When it comes to poinsettias, mums, caladiums and spring plants, it’s a small world — at least for Dixie Green Inc. of Cherokee County.
Started in 1979, the family business has grown from a single 28- x 96-foot greenhouse to almost 12 acres of heated space plus another eight acres of outside space for plants.
“We’re the major poinsettia supplier for Walt Disney World,” said Hank Richardson, who runs the farm with wife Shelia and sons John and Daniel. “We also do poinsettias for the Opryland Hotel in Nashville and ship all over the Southeast.”
Richardson, who grew up on a cattle, hog and row crop farm, started growing plants with his brothers in 1974. Five years later, they merged with another local greenhouse to form Dixie Green. Over the years, the family has faced its share of challenges.
“We hadn’t been in Dixie Green but a few years, and we had a major fire. It was big setback,” Richardson said. “About 10 years after that, we had a blizzard and lost four acres of greenhouse. Then, in 2007, we had a drought that kind of killed sales because people couldn’t water their plants. We survived the 18 percent interest; we survived the fuel shortages.

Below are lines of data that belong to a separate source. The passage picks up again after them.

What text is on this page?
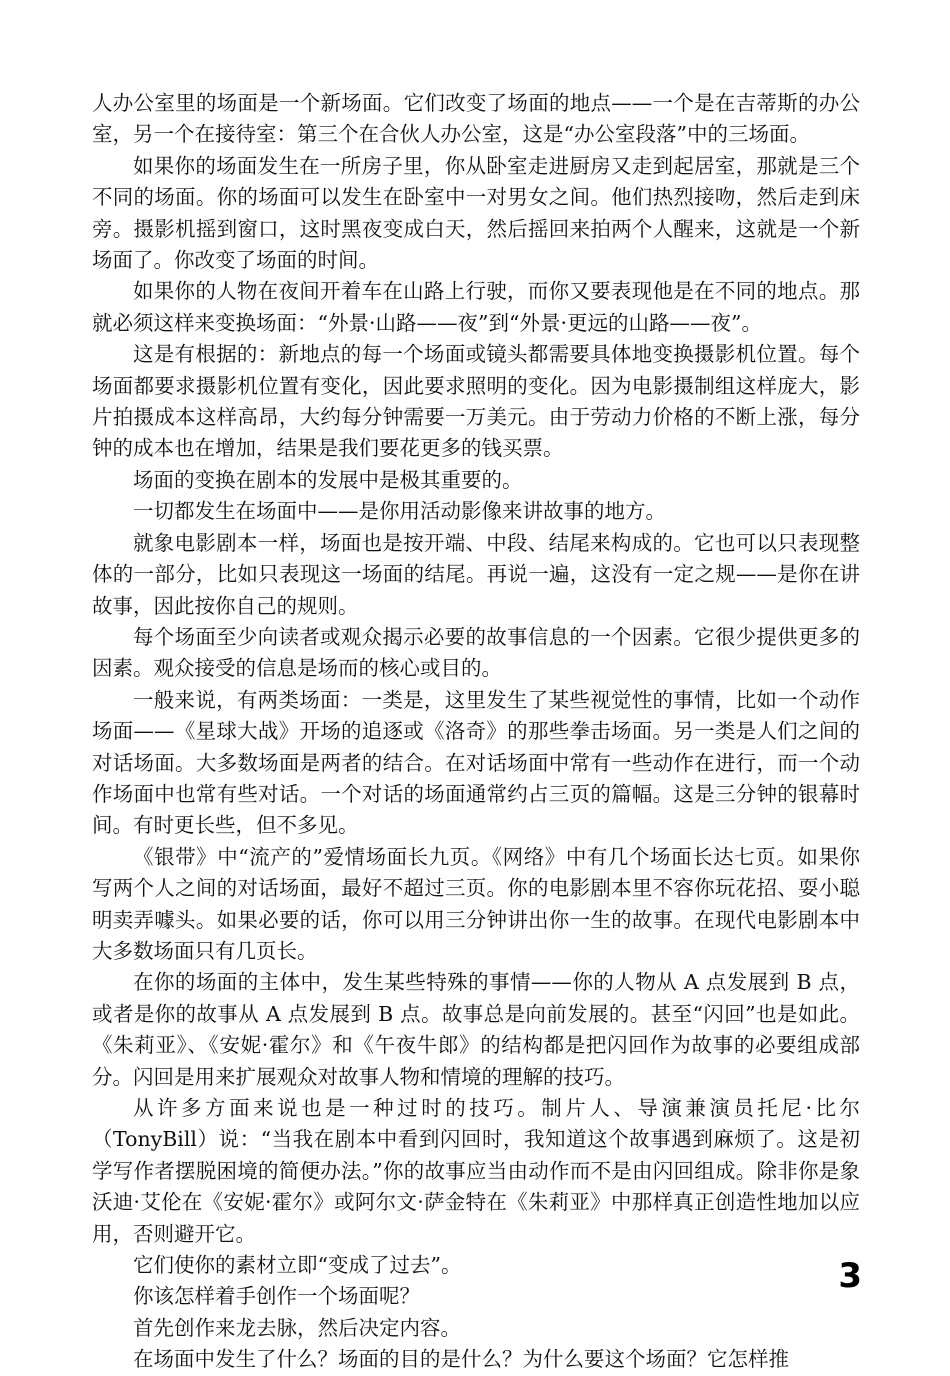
人办公室里的场面是一个新场面。它们改变了场面的地点——一个是在吉蒂斯的办公室，另一个在接待室：第三个在合伙人办公室，这是“办公室段落”中的三场面。

如果你的场面发生在一所房子里，你从卧室走进厨房又走到起居室，那就是三个不同的场面。你的场面可以发生在卧室中一对男女之间。他们热烈接吻，然后走到床旁。摄影机摇到窗口，这时黑夜变成白天，然后摇回来拍两个人醒来，这就是一个新场面了。你改变了场面的时间。

如果你的人物在夜间开着车在山路上行驶，而你又要表现他是在不同的地点。那就必须这样来变换场面：“外景·山路——夜”到“外景·更远的山路——夜”。

这是有根据的：新地点的每一个场面或镜头都需要具体地变换摄影机位置。每个场面都要求摄影机位置有变化，因此要求照明的变化。因为电影摄制组这样庞大，影片拍摄成本这样高昂，大约每分钟需要一万美元。由于劳动力价格的不断上涨，每分钟的成本也在增加，结果是我们要花更多的钱买票。

场面的变换在剧本的发展中是极其重要的。

一切都发生在场面中——是你用活动影像来讲故事的地方。

就象电影剧本一样，场面也是按开端、中段、结尾来构成的。它也可以只表现整体的一部分，比如只表现这一场面的结尾。再说一遍，这没有一定之规——是你在讲故事，因此按你自己的规则。

每个场面至少向读者或观众揭示必要的故事信息的一个因素。它很少提供更多的因素。观众接受的信息是场而的核心或目的。

一般来说，有两类场面：一类是，这里发生了某些视觉性的事情，比如一个动作场面——《星球大战》开场的追逐或《洛奇》的那些拳击场面。另一类是人们之间的对话场面。大多数场面是两者的结合。在对话场面中常有一些动作在进行，而一个动作场面中也常有些对话。一个对话的场面通常约占三页的篇幅。这是三分钟的银幕时间。有时更长些，但不多见。

《银带》中“流产的”爱情场面长九页。《网络》中有几个场面长达七页。如果你写两个人之间的对话场面，最好不超过三页。你的电影剧本里不容你玩花招、耍小聪明卖弄噱头。如果必要的话，你可以用三分钟讲出你一生的故事。在现代电影剧本中大多数场面只有几页长。

在你的场面的主体中，发生某些特殊的事情——你的人物从 A 点发展到 B 点，或者是你的故事从 A 点发展到 B 点。故事总是向前发展的。甚至“闪回”也是如此。《朱莉亚》、《安妮·霍尔》和《午夜牛郎》的结构都是把闪回作为故事的必要组成部分。闪回是用来扩展观众对故事人物和情境的理解的技巧。

从许多方面来说也是一种过时的技巧。制片人、导演兼演员托尼·比尔（TonyBill）说：“当我在剧本中看到闪回时，我知道这个故事遇到麻烦了。这是初学写作者摆脱困境的简便办法。”你的故事应当由动作而不是由闪回组成。除非你是象沃迪·艾伦在《安妮·霍尔》或阿尔文·萨金特在《朱莉亚》中那样真正创造性地加以应用，否则避开它。

它们使你的素材立即“变成了过去”。

你该怎样着手创作一个场面呢？

首先创作来龙去脉，然后决定内容。

在场面中发生了什么？场面的目的是什么？为什么要这个场面？它怎样推

3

“Going through all the challenges, we just wouldn’t give up,” he added. “We weren’t willing to fail. We were going to do everything we could to keep it going.”

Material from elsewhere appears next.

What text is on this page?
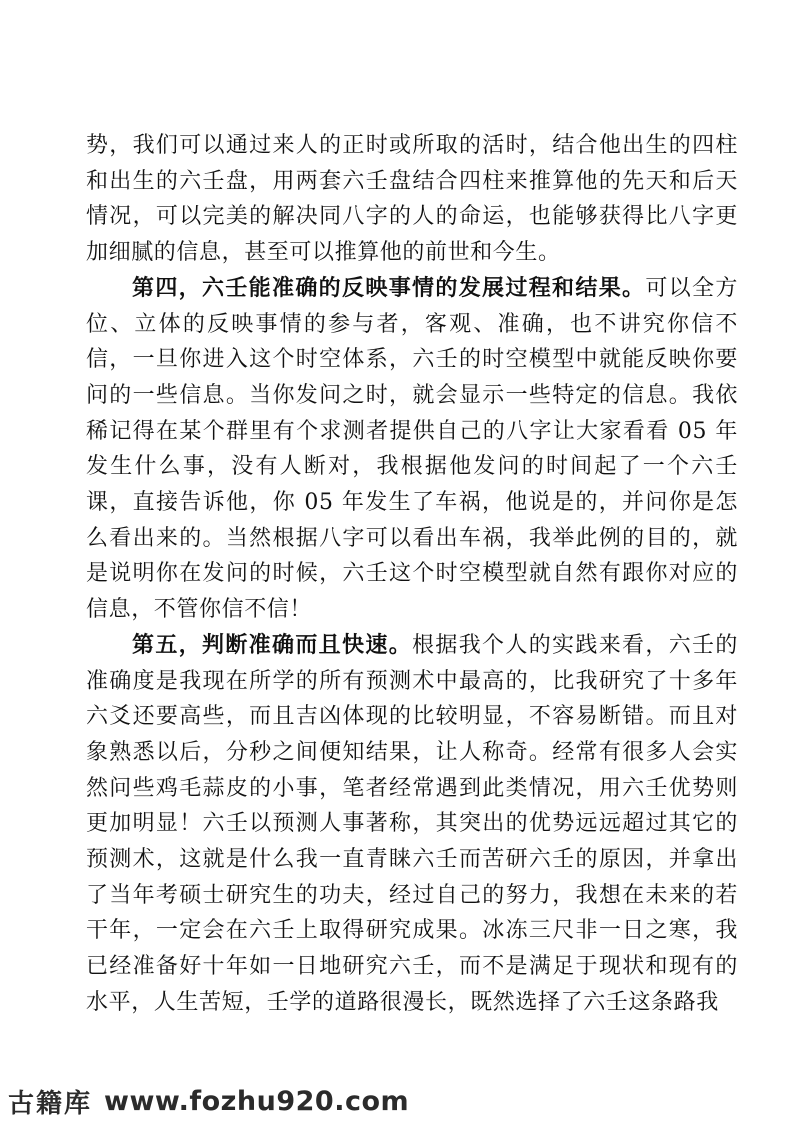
势，我们可以通过来人的正时或所取的活时，结合他出生的四柱和出生的六壬盘，用两套六壬盘结合四柱来推算他的先天和后天情况，可以完美的解决同八字的人的命运，也能够获得比八字更加细腻的信息，甚至可以推算他的前世和今生。

第四，六壬能准确的反映事情的发展过程和结果。可以全方位、立体的反映事情的参与者，客观、准确，也不讲究你信不信，一旦你进入这个时空体系，六壬的时空模型中就能反映你要问的一些信息。当你发问之时，就会显示一些特定的信息。我依稀记得在某个群里有个求测者提供自己的八字让大家看看 05 年发生什么事，没有人断对，我根据他发问的时间起了一个六壬课，直接告诉他，你 05 年发生了车祸，他说是的，并问你是怎么看出来的。当然根据八字可以看出车祸，我举此例的目的，就是说明你在发问的时候，六壬这个时空模型就自然有跟你对应的信息，不管你信不信！

第五，判断准确而且快速。根据我个人的实践来看，六壬的准确度是我现在所学的所有预测术中最高的，比我研究了十多年六爻还要高些，而且吉凶体现的比较明显，不容易断错。而且对象熟悉以后，分秒之间便知结果，让人称奇。经常有很多人会实然问些鸡毛蒜皮的小事，笔者经常遇到此类情况，用六壬优势则更加明显！六壬以预测人事著称，其突出的优势远远超过其它的预测术，这就是什么我一直青睐六壬而苦研六壬的原因，并拿出了当年考硕士研究生的功夫，经过自己的努力，我想在未来的若干年，一定会在六壬上取得研究成果。冰冻三尺非一日之寒，我已经准备好十年如一日地研究六壬，而不是满足于现状和现有的水平，人生苦短，壬学的道路很漫长，既然选择了六壬这条路我

古籍库 www.fozhu920.com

Today, Dixie Green grows plants for Lowe’s and Walmart through a contract with Young’s Plant Farm of Auburn. Another 15-20 percent of their crop is purchased for fundraisers. Each year, the Richardsons and almost 50 employees produce about 500,000 spring plants; 325,000 caladiums; 15,000 ferns; 250,000 mums; and 250,000 poinsettias.

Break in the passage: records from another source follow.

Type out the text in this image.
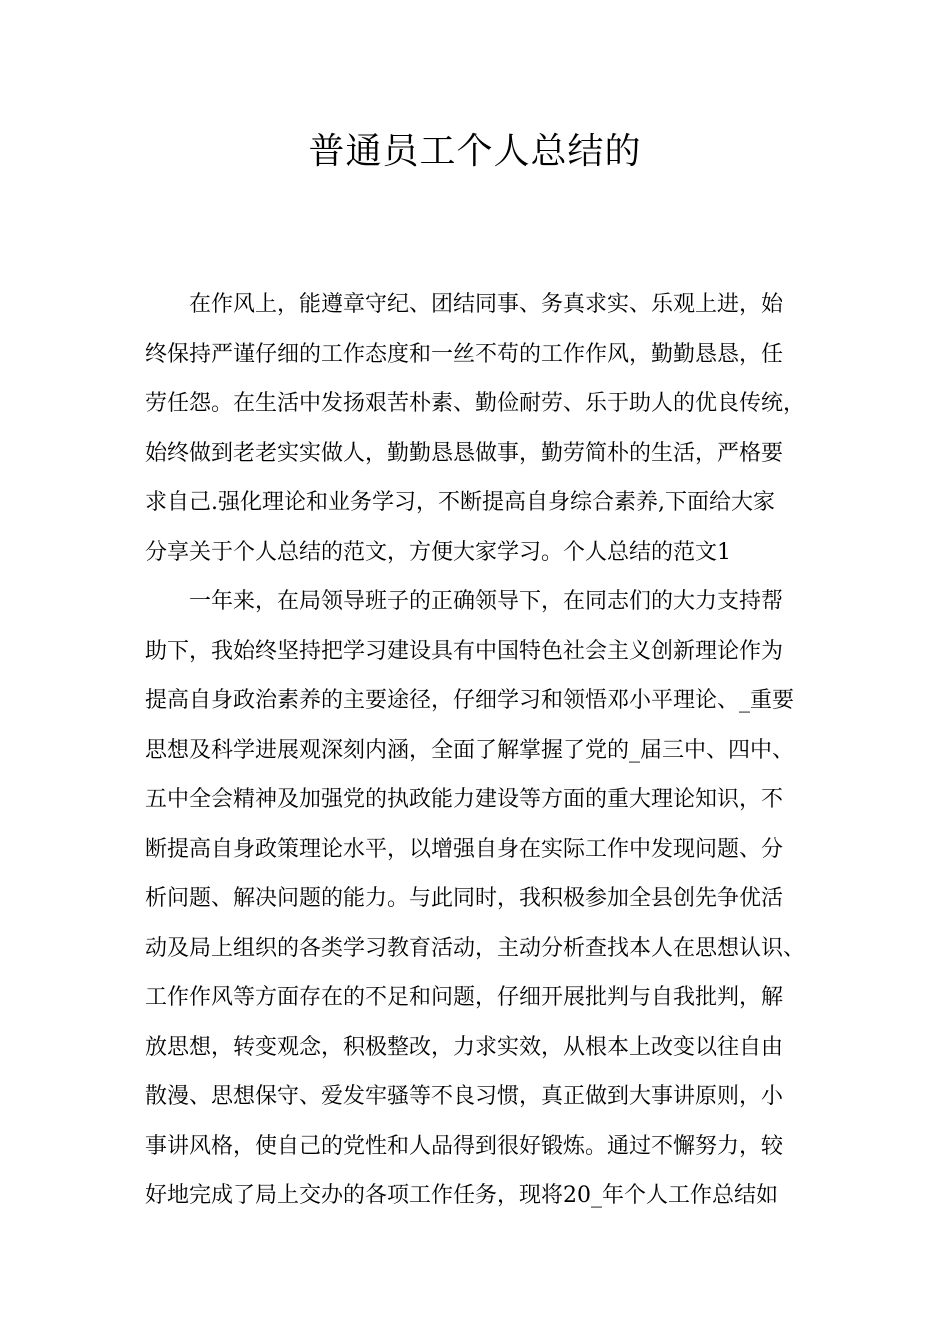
普通员工个人总结的
在作风上，能遵章守纪、团结同事、务真求实、乐观上进，始
终保持严谨仔细的工作态度和一丝不苟的工作作风，勤勤恳恳，任
劳任怨。在生活中发扬艰苦朴素、勤俭耐劳、乐于助人的优良传统，
始终做到老老实实做人，勤勤恳恳做事，勤劳简朴的生活，严格要
求自己.强化理论和业务学习，不断提高自身综合素养,下面给大家
分享关于个人总结的范文，方便大家学习。个人总结的范文1
一年来，在局领导班子的正确领导下，在同志们的大力支持帮
助下，我始终坚持把学习建设具有中国特色社会主义创新理论作为
提高自身政治素养的主要途径，仔细学习和领悟邓小平理论、_重要
思想及科学进展观深刻内涵，全面了解掌握了党的_届三中、四中、
五中全会精神及加强党的执政能力建设等方面的重大理论知识，不
断提高自身政策理论水平，以增强自身在实际工作中发现问题、分
析问题、解决问题的能力。与此同时，我积极参加全县创先争优活
动及局上组织的各类学习教育活动，主动分析查找本人在思想认识、
工作作风等方面存在的不足和问题，仔细开展批判与自我批判，解
放思想，转变观念，积极整改，力求实效，从根本上改变以往自由
散漫、思想保守、爱发牢骚等不良习惯，真正做到大事讲原则，小
事讲风格，使自己的党性和人品得到很好锻炼。通过不懈努力，较
好地完成了局上交办的各项工作任务，现将20_年个人工作总结如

Richardson said seeing the joy on customers’ faces makes the hard work worthwhile.
“What I like most about being in the greenhouse business is the satisfaction you get from growing a crop, seeing it finish and shipping it to clients who get to enjoy the plants.”
Dairyland Nursery has taken a new shape in recent years, but its roots are firmly planted in the Mobile County soil.
“Our dairy started with my papaw and my father in the mid ‘40s,” co-owner Mark Williams recalled. “We actually sold out in ’02, but about two years prior, we started up the nursery. We were blessed to participate in the Gulf States Horticultural Expo and picked up some customers right off the bat.”
Today, Dairyland Nursery includes eight acres of woody ornamentals ranging from junipers and hollies to boxwoods and border grasses. The farm’s specialties, however, are decorative topiaries — carefully sculpted by hand over multiple growing seasons.
“I really like the artistic side of it,” Mark said. “I have one man here (Moxie) who is a master at shaping plants, and between me and him, we’ve been able to produce a consistent, high-quality product year after year.”
Julie Williams, who is a partner in the operation, said Dairyland has carved a niche by propagating almost all of its plants, which ensures products are true to name and variety. They also cultivate native species like elderberry — popular for its medicinal value.
“I like being outside and just enjoying nature,” Julie said. “There’s always something to do. It can be stressful, but it’s very peaceful as well.”
Julie said working at the nursery has been good for their daughter, Katelyn, who is pursuing a degree in physical therapy.
“Growing up, it taught her how to work,” Julie said. “She’s very dedicated and is always willing to lend a helping hand. The country life has really shaped her, and she’s growing up to be a fine young lady.”
While Mark said he misses milking cows, mending fences and cutting silage, he is proud to continue his family’s farming legacy.
“Being in the nursery business keeps me in agriculture, and that’s definitely where I want to be,” he said.